Prevention of Barrett's esophagus: clinical recommendations
Advice from gastroenterologists helps to avoid complications and the development of the disease:
- early diagnosis and treatment of GERD;
- giving up cigarettes and alcohol;
- proper nutrition, eating fresh vegetables and fruits, reducing fatty and fried foods in the diet.
It is important to completely change your lifestyle and eating habits: do not overeat, reduce the amount of spices, sweets, carbohydrate foods, and reduce weight if you are obese. If dysplasia is detected, visit a doctor at least 2 times a year.
Barrett's esophagus is a chronic disease that can lead to dangerous consequences. Modern diagnostic and treatment methods make it possible to prevent serious complications and return the patient to the opportunity to lead an active lifestyle with minimal restrictions.
Complications
The main complication of Barrett's esophagus is malignant transformation into adenocarcinoma secondary to dysplasia.
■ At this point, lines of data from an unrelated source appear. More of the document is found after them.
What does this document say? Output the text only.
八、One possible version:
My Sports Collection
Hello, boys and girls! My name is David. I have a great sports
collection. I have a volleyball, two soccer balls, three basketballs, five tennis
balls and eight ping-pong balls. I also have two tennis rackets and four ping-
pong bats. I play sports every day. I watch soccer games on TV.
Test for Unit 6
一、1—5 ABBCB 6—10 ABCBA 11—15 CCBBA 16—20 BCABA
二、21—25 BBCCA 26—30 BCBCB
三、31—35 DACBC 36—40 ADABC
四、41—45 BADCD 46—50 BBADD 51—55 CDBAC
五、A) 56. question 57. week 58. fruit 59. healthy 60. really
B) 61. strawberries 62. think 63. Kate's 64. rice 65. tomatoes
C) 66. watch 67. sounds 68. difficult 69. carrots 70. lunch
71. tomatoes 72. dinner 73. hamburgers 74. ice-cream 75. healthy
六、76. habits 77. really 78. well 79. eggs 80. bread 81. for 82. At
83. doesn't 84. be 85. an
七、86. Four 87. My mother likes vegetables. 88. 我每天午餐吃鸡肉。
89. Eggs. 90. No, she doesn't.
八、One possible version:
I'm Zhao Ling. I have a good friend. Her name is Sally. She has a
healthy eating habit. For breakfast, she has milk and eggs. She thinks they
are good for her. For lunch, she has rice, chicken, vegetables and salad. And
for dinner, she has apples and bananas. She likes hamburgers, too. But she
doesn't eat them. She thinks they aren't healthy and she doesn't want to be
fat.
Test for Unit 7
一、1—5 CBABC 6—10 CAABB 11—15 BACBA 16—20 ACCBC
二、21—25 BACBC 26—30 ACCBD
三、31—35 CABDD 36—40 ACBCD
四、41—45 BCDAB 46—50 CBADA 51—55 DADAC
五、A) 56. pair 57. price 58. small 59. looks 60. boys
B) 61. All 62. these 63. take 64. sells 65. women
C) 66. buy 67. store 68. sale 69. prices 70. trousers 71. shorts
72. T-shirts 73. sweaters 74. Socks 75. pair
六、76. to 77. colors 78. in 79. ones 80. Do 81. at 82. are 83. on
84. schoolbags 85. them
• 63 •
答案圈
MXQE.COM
On average, severe dysplasia is diagnosed in 20-25% of patients within 20-23 years after diagnosis. The likelihood of its development correlates with the length of the affected area and the degree of dysplasia:
- With low-grade dysplasia, the risks of malignancy are 0.8-1.9% per year.
- For severe dysplasia - 6-12.2% per year.
In addition, the number of foci of dysplasia is important. With multiple lesions, the likelihood of malignancy is three times higher than with single lesions.